8-KEarnings & ResultsExhibits & Filings

ILLINOIS TOOL WORKS INC 8-K Report, Financial Results (Apr 23, 2013)

Filed April 23, 2013For Securities:ITW

Summary

Illinois Tool Works Inc. (ITW) announced its first-quarter 2013 results, highlighting significant changes in its reporting structure and a strategic move towards divesting non-core businesses. The company has reorganized its operations into eight external reportable segments, effective January 1, 2013, to better align with its portfolio management initiatives. This restructuring includes renaming the Transportation segment to Automotive OEM, separating the Welding business, and creating a new Test & Measurement and Electronics segment. Furthermore, ITW is adopting a new methodology for allocating corporate expenses to segments, shifting from a full allocation to a fixed overhead charge based on revenue, with remaining expenses reported as unallocated. Investors should note the restated historical segment results provided in the accompanying press release and conference call presentation to reflect these changes. The company also disclosed its commitment to divesting several businesses across different segments, including transportation, specialty products, construction products, and polymers & fluids. This decision resulted in a $102 million goodwill impairment charge and loss reserves on assets held for sale, which have been recognized within "income (loss) from discontinued operations." The filing also introduces ITW's use of non-GAAP financial measures such as free operating cash flow, return on average invested capital (ROIC), and the ratio of total debt to adjusted EBITDA, which the company believes offer valuable insights into its financial performance and liquidity.

Key Highlights

  • 1ITW reorganized its reporting structure into eight distinct external segments effective January 1, 2013.
  • 2Key segment changes include renaming Transportation to Automotive OEM, establishing a separate Welding segment, and combining Test & Measurement with Electronics.
  • 3A new methodology for allocating corporate expenses to segments is implemented, using a fixed overhead charge based on segment revenue.
  • 4ITW has committed to divesting several businesses across various segments, leading to a $102 million goodwill impairment and loss reserve charge.
  • 5Businesses designated for divestiture are now presented as discontinued operations.
  • 6The company is emphasizing non-GAAP financial metrics like free operating cash flow, ROIC, and total debt to adjusted EBITDA for investor analysis.

Frequently Asked Questions

The changes in reporting segments were implemented to better align ITW's portfolio of businesses with its enterprise-wide portfolio management initiative and to enhance senior management's oversight of operations.

Previously, ITW allocated all corporate operating expenses to its segments.
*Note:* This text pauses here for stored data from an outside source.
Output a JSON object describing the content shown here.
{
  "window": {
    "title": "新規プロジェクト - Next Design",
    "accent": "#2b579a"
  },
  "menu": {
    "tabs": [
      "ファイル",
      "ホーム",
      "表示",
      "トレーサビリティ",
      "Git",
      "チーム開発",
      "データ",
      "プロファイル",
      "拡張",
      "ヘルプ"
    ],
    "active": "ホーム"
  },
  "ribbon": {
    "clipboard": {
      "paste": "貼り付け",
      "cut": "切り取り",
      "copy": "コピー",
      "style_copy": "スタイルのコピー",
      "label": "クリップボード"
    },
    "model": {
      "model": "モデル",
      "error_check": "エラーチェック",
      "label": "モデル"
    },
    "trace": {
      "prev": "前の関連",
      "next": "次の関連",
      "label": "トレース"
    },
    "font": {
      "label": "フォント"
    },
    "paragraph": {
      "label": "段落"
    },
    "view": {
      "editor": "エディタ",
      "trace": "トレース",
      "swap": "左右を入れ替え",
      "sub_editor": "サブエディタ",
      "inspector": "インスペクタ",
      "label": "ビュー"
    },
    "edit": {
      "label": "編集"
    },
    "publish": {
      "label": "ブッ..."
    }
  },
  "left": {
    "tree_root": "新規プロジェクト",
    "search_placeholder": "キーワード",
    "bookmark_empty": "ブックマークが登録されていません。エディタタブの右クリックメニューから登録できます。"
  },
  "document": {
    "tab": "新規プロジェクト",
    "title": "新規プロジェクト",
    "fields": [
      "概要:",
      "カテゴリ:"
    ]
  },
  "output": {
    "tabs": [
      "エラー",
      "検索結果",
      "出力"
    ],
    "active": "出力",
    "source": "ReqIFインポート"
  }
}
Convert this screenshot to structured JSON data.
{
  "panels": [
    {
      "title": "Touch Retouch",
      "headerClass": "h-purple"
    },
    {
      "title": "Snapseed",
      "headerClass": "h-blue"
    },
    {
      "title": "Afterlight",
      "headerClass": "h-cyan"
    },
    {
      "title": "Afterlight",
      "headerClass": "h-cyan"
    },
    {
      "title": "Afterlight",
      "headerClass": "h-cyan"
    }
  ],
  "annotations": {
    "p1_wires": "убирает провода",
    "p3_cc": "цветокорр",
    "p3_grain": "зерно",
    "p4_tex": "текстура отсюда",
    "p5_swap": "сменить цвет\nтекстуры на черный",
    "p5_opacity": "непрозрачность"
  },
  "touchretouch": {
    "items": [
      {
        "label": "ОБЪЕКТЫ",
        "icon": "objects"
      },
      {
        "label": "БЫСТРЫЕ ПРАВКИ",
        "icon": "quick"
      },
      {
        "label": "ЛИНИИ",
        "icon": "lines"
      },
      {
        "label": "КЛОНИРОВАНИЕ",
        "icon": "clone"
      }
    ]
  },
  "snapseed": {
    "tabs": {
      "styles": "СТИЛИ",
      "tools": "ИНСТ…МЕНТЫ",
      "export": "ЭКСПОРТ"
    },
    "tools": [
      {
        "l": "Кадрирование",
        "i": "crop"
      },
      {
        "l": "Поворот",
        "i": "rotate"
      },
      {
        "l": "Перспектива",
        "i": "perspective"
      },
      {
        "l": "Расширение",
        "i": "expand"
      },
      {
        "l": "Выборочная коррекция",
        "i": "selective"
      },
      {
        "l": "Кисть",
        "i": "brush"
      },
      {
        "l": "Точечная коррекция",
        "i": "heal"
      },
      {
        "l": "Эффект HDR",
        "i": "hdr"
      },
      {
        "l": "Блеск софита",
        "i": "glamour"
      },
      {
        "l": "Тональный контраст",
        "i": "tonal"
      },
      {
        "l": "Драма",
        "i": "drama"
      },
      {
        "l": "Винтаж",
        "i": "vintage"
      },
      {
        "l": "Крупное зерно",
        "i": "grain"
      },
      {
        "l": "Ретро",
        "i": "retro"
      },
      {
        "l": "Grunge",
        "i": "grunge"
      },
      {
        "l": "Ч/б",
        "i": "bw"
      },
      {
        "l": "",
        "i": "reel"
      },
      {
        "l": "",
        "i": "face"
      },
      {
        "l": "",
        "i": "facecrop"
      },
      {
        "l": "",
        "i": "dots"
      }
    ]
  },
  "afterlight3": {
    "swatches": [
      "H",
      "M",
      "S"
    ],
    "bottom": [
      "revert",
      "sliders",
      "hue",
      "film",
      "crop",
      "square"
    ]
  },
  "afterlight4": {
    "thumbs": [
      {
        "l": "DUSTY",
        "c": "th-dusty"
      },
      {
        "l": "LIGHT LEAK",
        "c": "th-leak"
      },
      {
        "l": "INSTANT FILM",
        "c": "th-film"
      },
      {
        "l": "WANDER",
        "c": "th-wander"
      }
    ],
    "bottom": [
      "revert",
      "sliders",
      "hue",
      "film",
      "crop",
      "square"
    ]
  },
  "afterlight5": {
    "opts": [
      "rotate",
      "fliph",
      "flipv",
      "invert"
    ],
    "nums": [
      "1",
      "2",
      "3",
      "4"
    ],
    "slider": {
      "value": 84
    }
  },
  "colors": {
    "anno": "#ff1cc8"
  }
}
The new methodology, effective January 1, 2013, allocates a fixed overhead charge to segments based on their revenues, with any remaining expenses reported as unallocated.

The company recorded a $102 million charge related to goodwill impairment and loss reserves on assets held for sale for the businesses committed to divestiture. These operations are now presented as discontinued operations.

ITW emphasizes free operating cash flow (net cash from operations less capital expenditures), return on average invested capital (ROIC), and the ratio of total debt to adjusted EBITDA, believing these measures offer valuable insights for investors into cash generation, capital efficiency, and financial liquidity.